Today we recognize Grant & Ward as a classic ponzi scheme, but at the time, Grant was hopelessly naive. He said, “I think we have made more money during the past year than any other house in Wall Street.” He had no business making these claims because he had no idea what the operation actually did. Chernow wrote, “Grant’s complacency was shocking. He seemed to think it perfectly normal that gigantic sums of money should fall from the sky without any effort on his part.” Sums were indeed falling into his lap to the tune of $2,000 a month ($43,000 in today’s dollars).
As all ponzi schemes do, this one collapsed on itself after a few years. Once he found out about the scheme, he said, “When I went downtown this morning I thought I was worth a great deal of money, now I don’t know that I have a dollar.”
It’s hard to relate to a former President, but all of us have experienced our share of financial pain. Here are a few obvious lessons we should takeaway from Grant’s financial blunders.
Trust but verify. Grant placed far too much trust in his son and his partner. Chernow wrote, “The general who had impressed Abraham Lincoln and vanquished Robert E. Lee was powerless to defend himself before the infinite wiles of a shameless young trickster.” If you can’t explain something in 280 characters or less, you probably shouldn’t invest in it.
Diversify. Not only did he do no due diligence, but he put everything he had into the operation. Don’t put all your eggs in one basket is hardly a novel concept. He should have known better.
If something is too good to be true, it probably is. Nothing gets people’s adrenaline pumping faster than watching their friends make money fast, but large and quick returns should be an obvious red flag. If somebody promises to double your money in a year or less, take it with a mountain of salt.
Save for a rainy day. When the fraud went bust, Grant was left with just $80 to his name. He didn’t have any money in the bank because there was no reason to suspect the good times would end. We should all plan as if the good times will end. With crypto currencies rising 25% a day and stock markets around the world up double digits, its easy to eschew savings accounts paying a paltry 1%, but you never know when you’ll need the cash. Yes, dollars are a depreciating asset, but you can’t put a price on comfort.
Success in other areas of life does not translate into investing success. It’s difficult for people who have enjoyed professional success to admit that they need help with investing. If you can lead thousands of men in the battle field, surely you can weigh risks and rewards right? Wrong. This can be especially problematic with doctors and engineers and other professions that require precision. In investing, there is no such thing as an optimal portfolio and some people really don’t care to hear that.

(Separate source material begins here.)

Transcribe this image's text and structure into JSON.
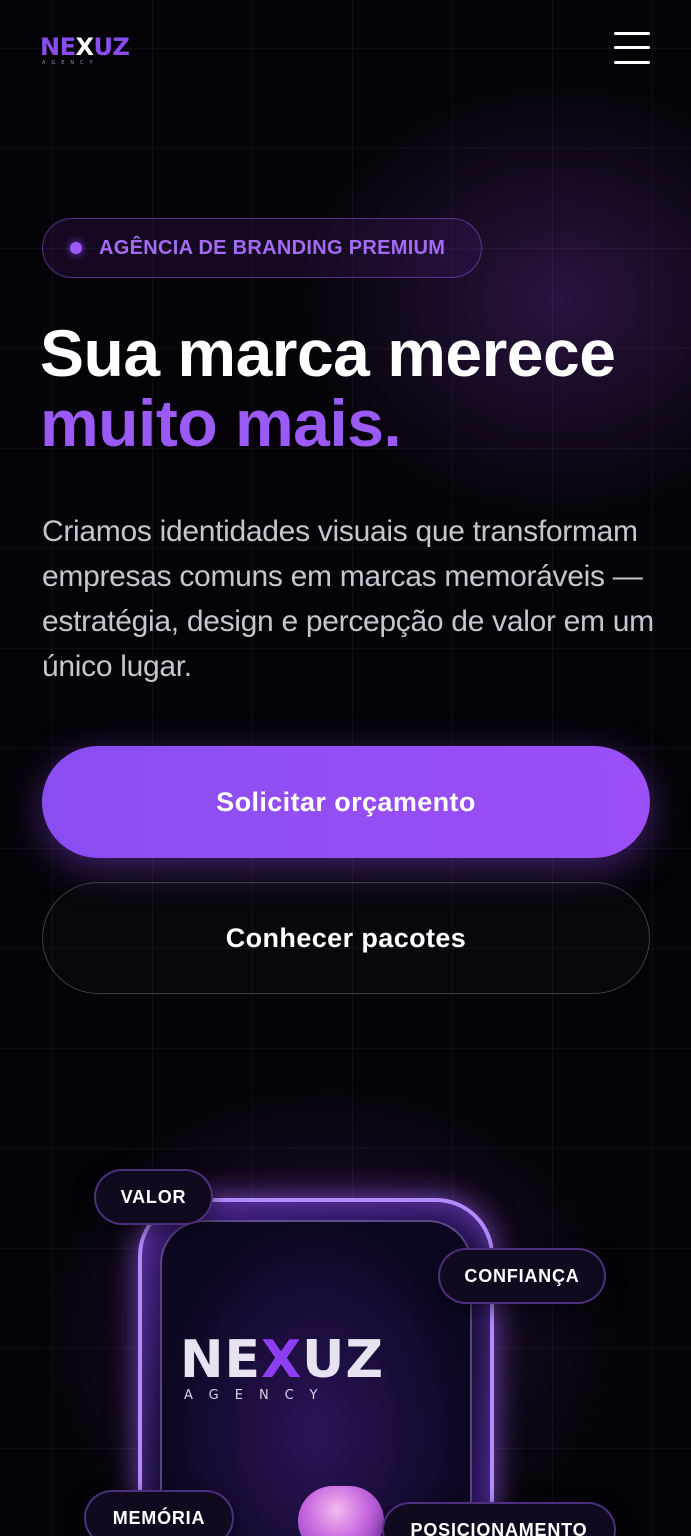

Don’t overextend yourself. The Grants had no business living where they were.His wife Julia wrote, “It was a much larger and a more expensive house than we had intended (or had the means) to buy, but it was so new and sweet and large that this quite outweighed our more prudential scruples.” They tried to keep up with the Jones’s and when the fraud was exposed, they were forced to sign over the title of their house to William Vanderbilt (he allowed them to stay there until he died).
Thousands of books have been written about successful people and the path they took to get there, but few have showed all the bumps and detours along the way. Successful people fail all the time and one of the keys to their success was learning how to fail well. If we can learn from accomplished people’s failures, it can give us a better understanding of the journey we all have in front of us.